The Water First Internship was born from community feedback, guidance and partners coming together with a focus on training and education to create local solutions. The Internship trains primarily young, local Indigenous adults to become certified water treatment plant operators and to work within the environmental water field. Over the course of a 15-month paid internship opportunity, participants receive customized skills training and tutoring to obtain certification, along with on-the-job experience in their local water plants.

The ultimate goal of the Water First Internship is importantly linked to the crisis of boil water advisories in First Nations communities across Canada.

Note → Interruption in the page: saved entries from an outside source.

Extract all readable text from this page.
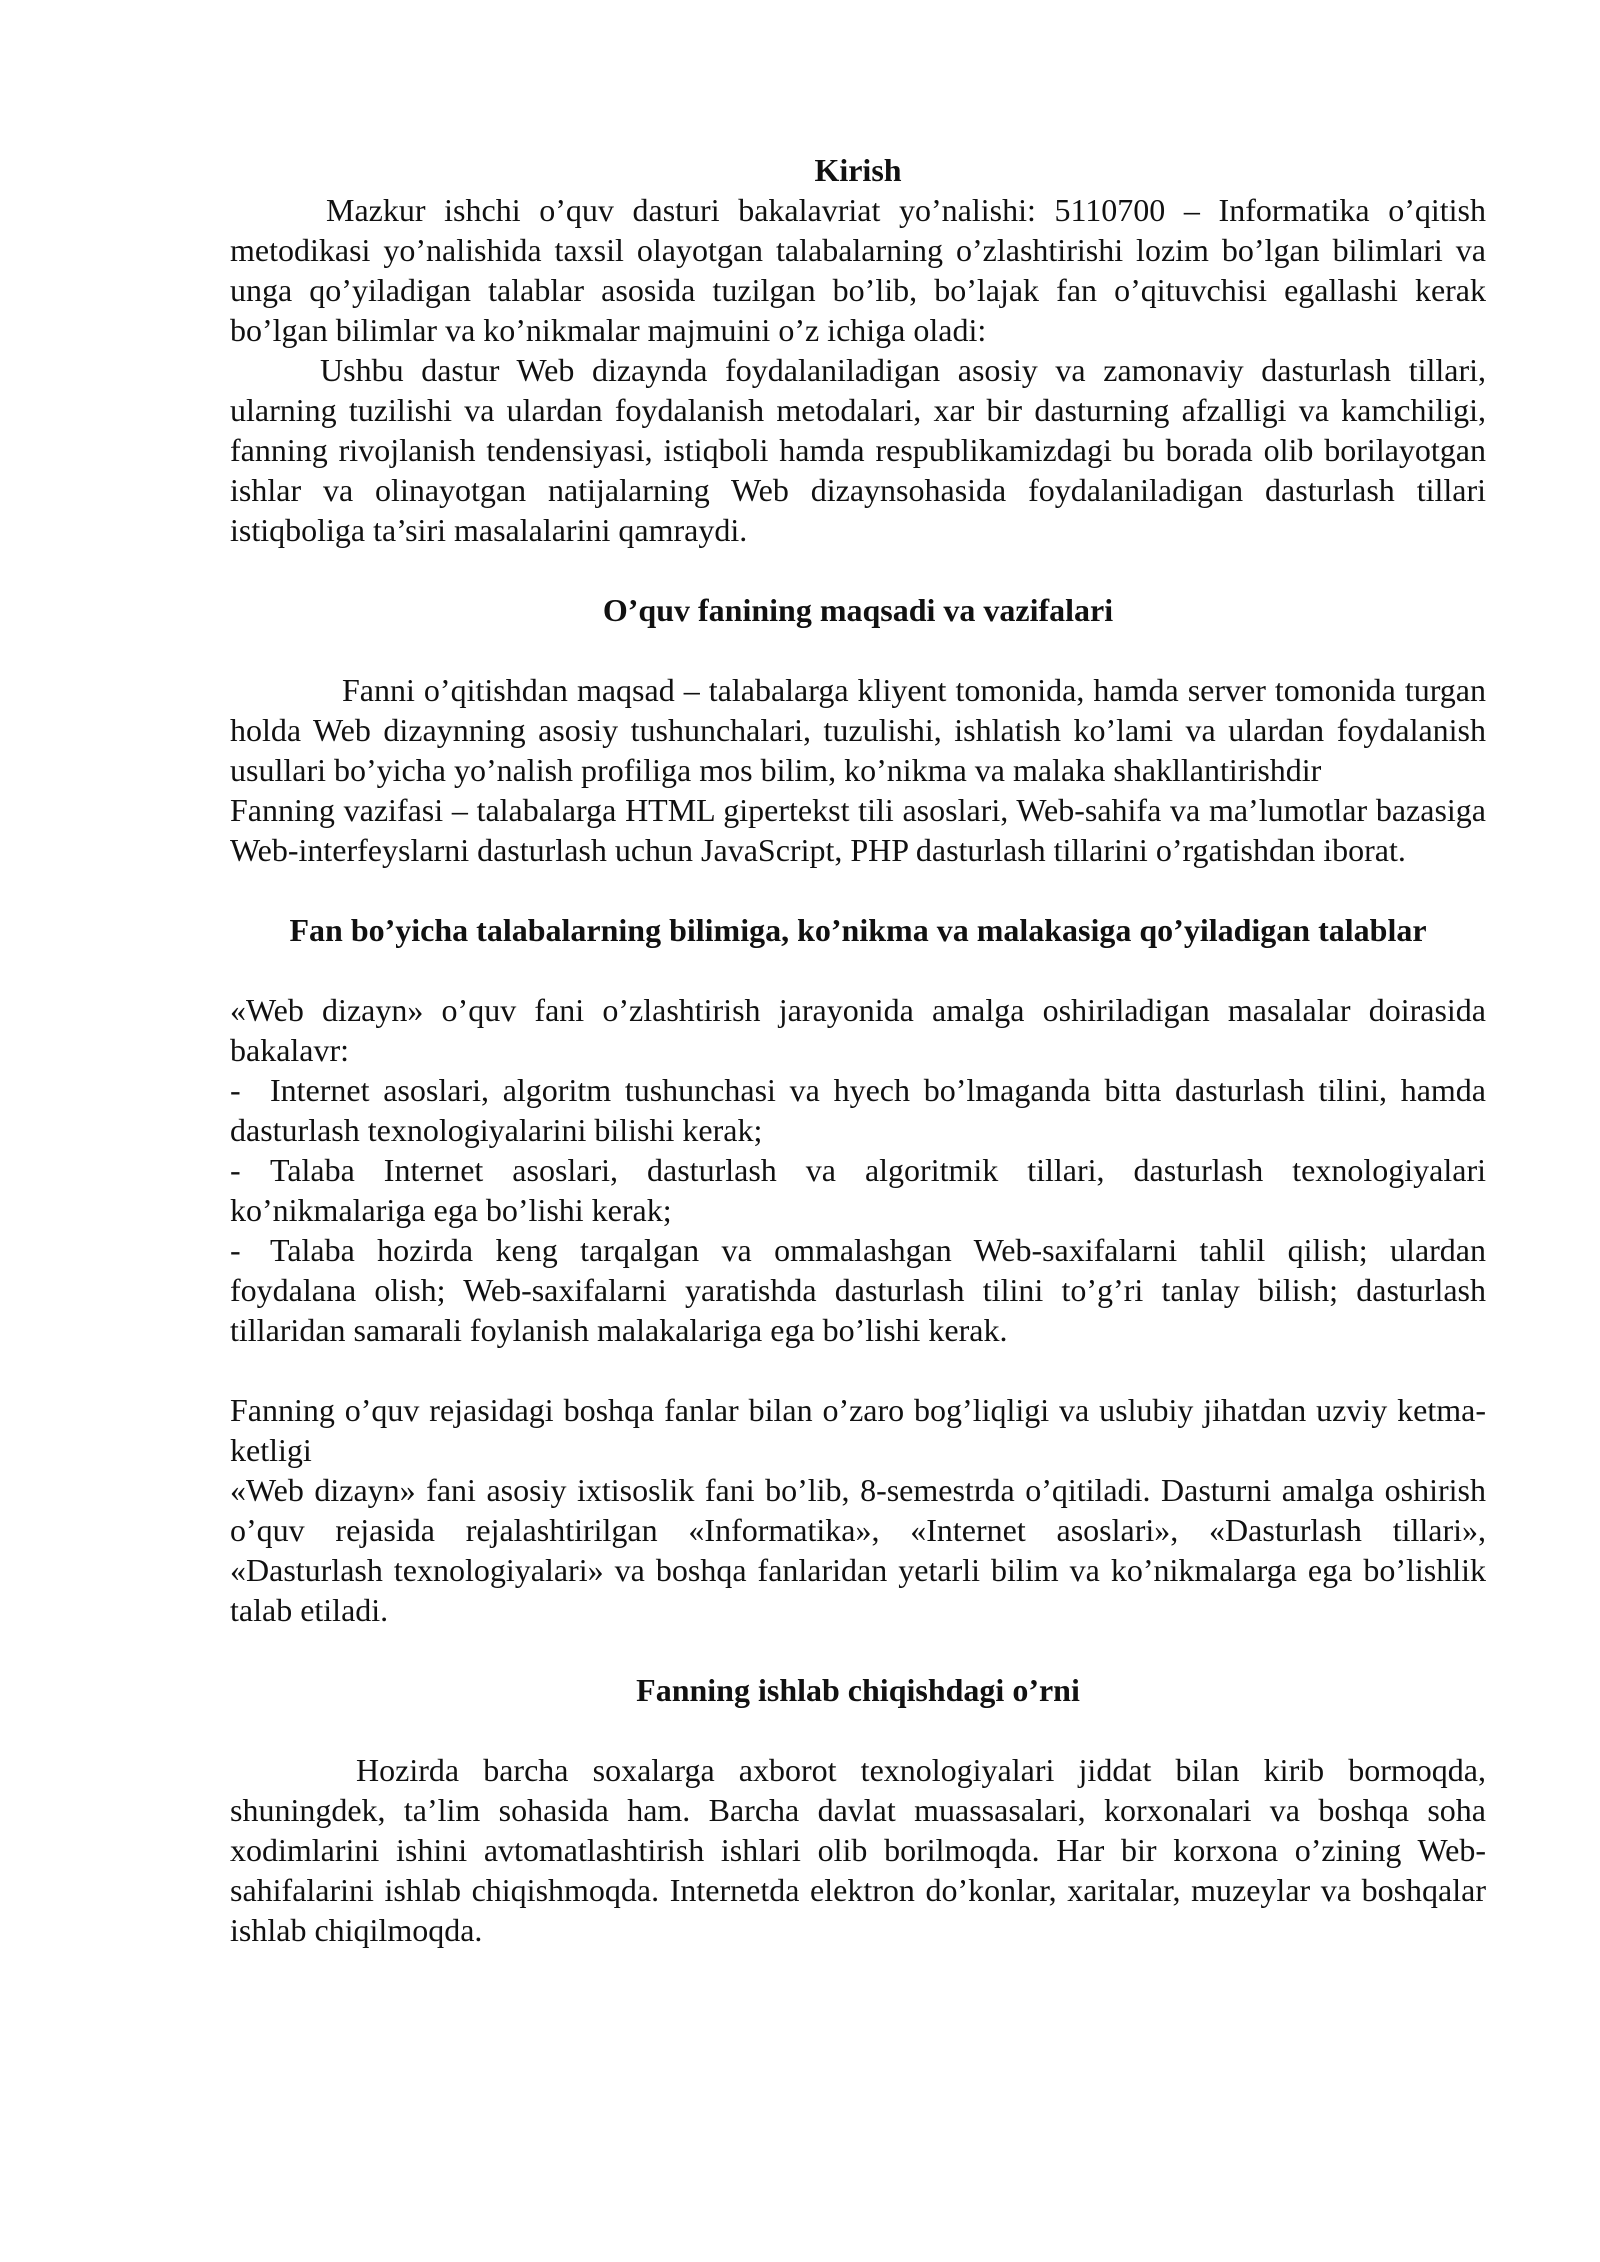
Kirish

Mazkur ishchi o’quv dasturi bakalavriat yo’nalishi: 5110700 – Informatika o’qitish metodikasi yo’nalishida taxsil olayotgan talabalarning o’zlashtirishi lozim bo’lgan bilimlari va unga qo’yiladigan talablar asosida tuzilgan bo’lib, bo’lajak fan o’qituvchisi egallashi kerak bo’lgan bilimlar va ko’nikmalar majmuini o’z ichiga oladi:

Ushbu dastur Web dizaynda foydalaniladigan asosiy va zamonaviy dasturlash tillari, ularning tuzilishi va ulardan foydalanish metodalari, xar bir dasturning afzalligi va kamchiligi, fanning rivojlanish tendensiyasi, istiqboli hamda respublikamizdagi bu borada olib borilayotgan ishlar va olinayotgan natijalarning Web dizaynsohasida foydalaniladigan dasturlash tillari istiqboliga ta’siri masalalarini qamraydi.

O’quv fanining maqsadi va vazifalari

Fanni o’qitishdan maqsad – talabalarga kliyent tomonida, hamda server tomonida turgan holda Web dizaynning asosiy tushunchalari, tuzulishi, ishlatish ko’lami va ulardan foydalanish usullari bo’yicha yo’nalish profiliga mos bilim, ko’nikma va malaka shakllantirishdir

Fanning vazifasi – talabalarga HTML gipertekst tili asoslari, Web-sahifa va ma’lumotlar bazasiga Web-interfeyslarni dasturlash uchun JavaScript, PHP dasturlash tillarini o’rgatishdan iborat.

Fan bo’yicha talabalarning bilimiga, ko’nikma va malakasiga qo’yiladigan talablar

«Web dizayn» o’quv fani o’zlashtirish jarayonida amalga oshiriladigan masalalar doirasida bakalavr:

- Internet asoslari, algoritm tushunchasi va hyech bo’lmaganda bitta dasturlash tilini, hamda dasturlash texnologiyalarini bilishi kerak;

- Talaba Internet asoslari, dasturlash va algoritmik tillari, dasturlash texnologiyalari ko’nikmalariga ega bo’lishi kerak;

- Talaba hozirda keng tarqalgan va ommalashgan Web-saxifalarni tahlil qilish; ulardan foydalana olish; Web-saxifalarni yaratishda dasturlash tilini to’g’ri tanlay bilish; dasturlash tillaridan samarali foylanish malakalariga ega bo’lishi kerak.

Fanning o’quv rejasidagi boshqa fanlar bilan o’zaro bog’liqligi va uslubiy jihatdan uzviy ketma-ketligi

«Web dizayn» fani asosiy ixtisoslik fani bo’lib, 8-semestrda o’qitiladi. Dasturni amalga oshirish o’quv rejasida rejalashtirilgan «Informatika», «Internet asoslari», «Dasturlash tillari», «Dasturlash texnologiyalari» va boshqa fanlaridan yetarli bilim va ko’nikmalarga ega bo’lishlik talab etiladi.

Fanning ishlab chiqishdagi o’rni

Hozirda barcha soxalarga axborot texnologiyalari jiddat bilan kirib bormoqda, shuningdek, ta’lim sohasida ham. Barcha davlat muassasalari, korxonalari va boshqa soha xodimlarini ishini avtomatlashtirish ishlari olib borilmoqda. Har bir korxona o’zining Web-sahifalarini ishlab chiqishmoqda. Internetda elektron do’konlar, xaritalar, muzeylar va boshqalar ishlab chiqilmoqda.
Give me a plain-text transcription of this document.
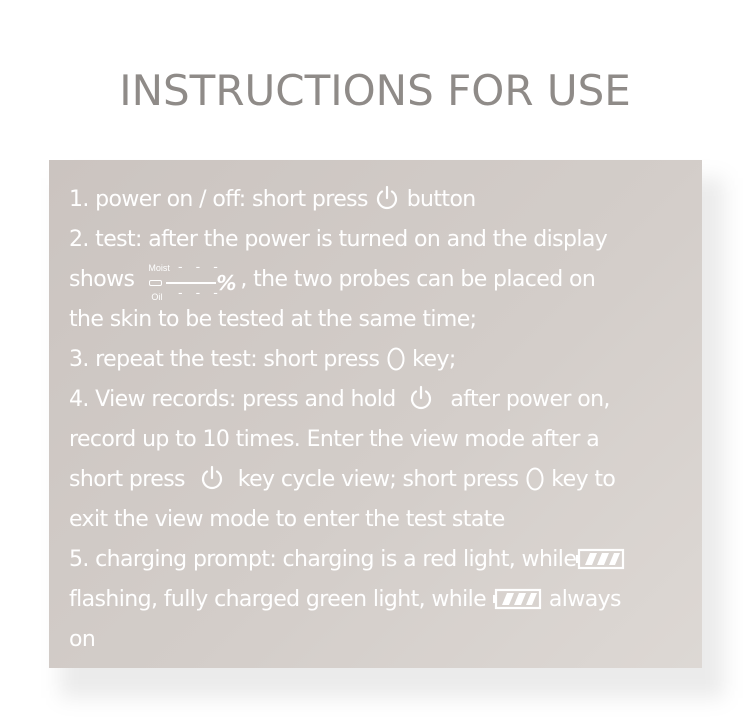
INSTRUCTIONS FOR USE
1. power on / off: short press button
2. test: after the power is turned on and the display
shows Moist - - -
%
Oil - - -
, the two probes can be placed on
the skin to be tested at the same time;
3. repeat the test: short press key;
4. View records: press and hold after power on,
record up to 10 times. Enter the view mode after a
short press key cycle view; short press key to
exit the view mode to enter the test state
5. charging prompt: charging is a red light, while
flashing, fully charged green light, while	always
on
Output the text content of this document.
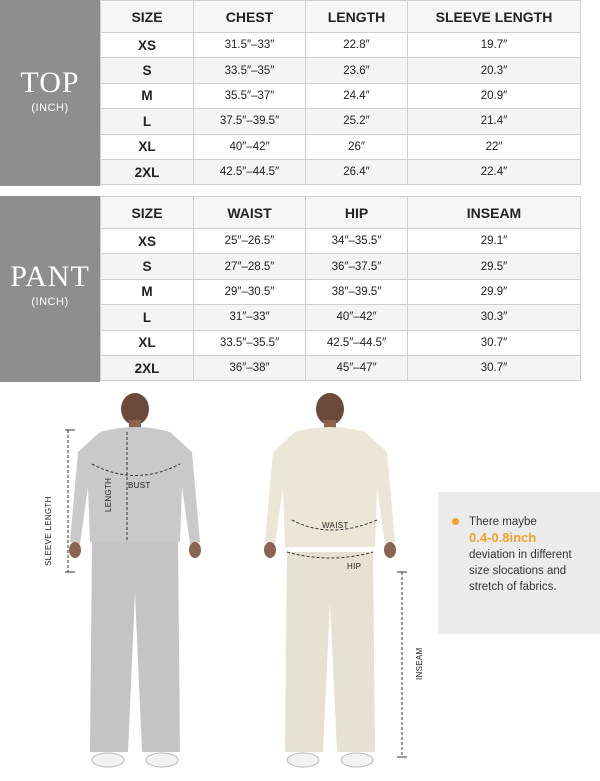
TOP
(INCH)
SIZE	CHEST	LENGTH	SLEEVE LENGTH
XS	31.5″–33″	22.8″	19.7″
S	33.5″–35″	23.6″	20.3″
M	35.5″–37″	24.4″	20.9″
L	37.5″–39.5″	25.2″	21.4″
XL	40″–42″	26″	22″
2XL	42.5″–44.5″	26.4″	22.4″
PANT
(INCH)
SIZE	WAIST	HIP	INSEAM
XS	25″–26.5″	34″–35.5″	29.1″
S	27″–28.5″	36″–37.5″	29.5″
M	29″–30.5″	38″–39.5″	29.9″
L	31″–33″	40″–42″	30.3″
XL	33.5″–35.5″	42.5″–44.5″	30.7″
2XL	36″–38″	45″–47″	30.7″
BUST
LENGTH
SLEEVE LENGTH	WAIST
HIP
INSEAM
There maybe
0.4-0.8inch
deviation in different size slocations and stretch of fabrics.
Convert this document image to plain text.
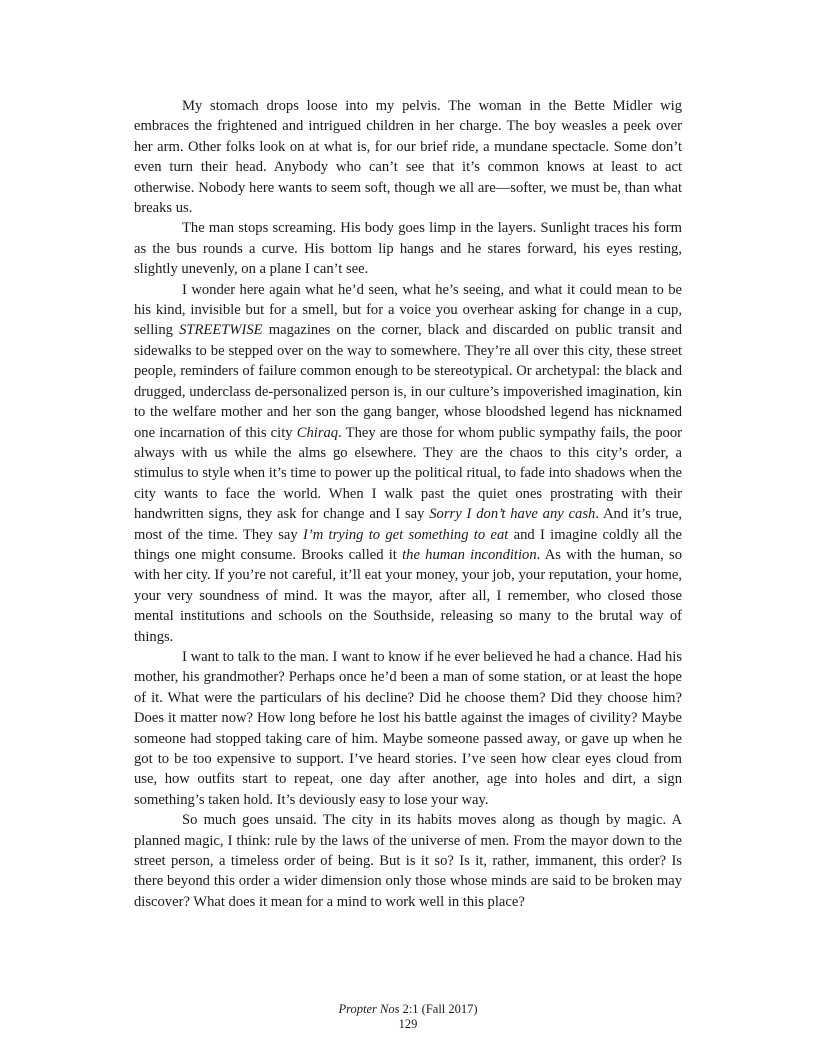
My stomach drops loose into my pelvis. The woman in the Bette Midler wig embraces the frightened and intrigued children in her charge. The boy weasles a peek over her arm. Other folks look on at what is, for our brief ride, a mundane spectacle. Some don’t even turn their head. Anybody who can’t see that it’s common knows at least to act otherwise. Nobody here wants to seem soft, though we all are—softer, we must be, than what breaks us.

The man stops screaming. His body goes limp in the layers. Sunlight traces his form as the bus rounds a curve. His bottom lip hangs and he stares forward, his eyes resting, slightly unevenly, on a plane I can’t see.

I wonder here again what he’d seen, what he’s seeing, and what it could mean to be his kind, invisible but for a smell, but for a voice you overhear asking for change in a cup, selling STREETWISE magazines on the corner, black and discarded on public transit and sidewalks to be stepped over on the way to somewhere. They’re all over this city, these street people, reminders of failure common enough to be stereotypical. Or archetypal: the black and drugged, underclass de-personalized person is, in our culture’s impoverished imagination, kin to the welfare mother and her son the gang banger, whose bloodshed legend has nicknamed one incarnation of this city Chiraq. They are those for whom public sympathy fails, the poor always with us while the alms go elsewhere. They are the chaos to this city’s order, a stimulus to style when it’s time to power up the political ritual, to fade into shadows when the city wants to face the world. When I walk past the quiet ones prostrating with their handwritten signs, they ask for change and I say Sorry I don’t have any cash. And it’s true, most of the time. They say I’m trying to get something to eat and I imagine coldly all the things one might consume. Brooks called it the human incondition. As with the human, so with her city. If you’re not careful, it’ll eat your money, your job, your reputation, your home, your very soundness of mind. It was the mayor, after all, I remember, who closed those mental institutions and schools on the Southside, releasing so many to the brutal way of things.

I want to talk to the man. I want to know if he ever believed he had a chance. Had his mother, his grandmother? Perhaps once he’d been a man of some station, or at least the hope of it. What were the particulars of his decline? Did he choose them? Did they choose him? Does it matter now? How long before he lost his battle against the images of civility? Maybe someone had stopped taking care of him. Maybe someone passed away, or gave up when he got to be too expensive to support. I’ve heard stories. I’ve seen how clear eyes cloud from use, how outfits start to repeat, one day after another, age into holes and dirt, a sign something’s taken hold. It’s deviously easy to lose your way.

So much goes unsaid. The city in its habits moves along as though by magic. A planned magic, I think: rule by the laws of the universe of men. From the mayor down to the street person, a timeless order of being. But is it so? Is it, rather, immanent, this order? Is there beyond this order a wider dimension only those whose minds are said to be broken may discover? What does it mean for a mind to work well in this place?

Propter Nos 2:1 (Fall 2017)
129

Water First’s Internship Program, in collaboration with First Nations communities, is a part of this solution, offering meaningful outcomes to this ongoing challenge.

 

This is just the beginning

In response to the need to increase the number of fully trained water treatment operators, to prepare for the projected retirement of many current operators in the next five years, and to support more gender diversity in the field, the Internship Program has the opportunity to play a role in meaningfully shifting the challenges of access to clean drinking water in many communities.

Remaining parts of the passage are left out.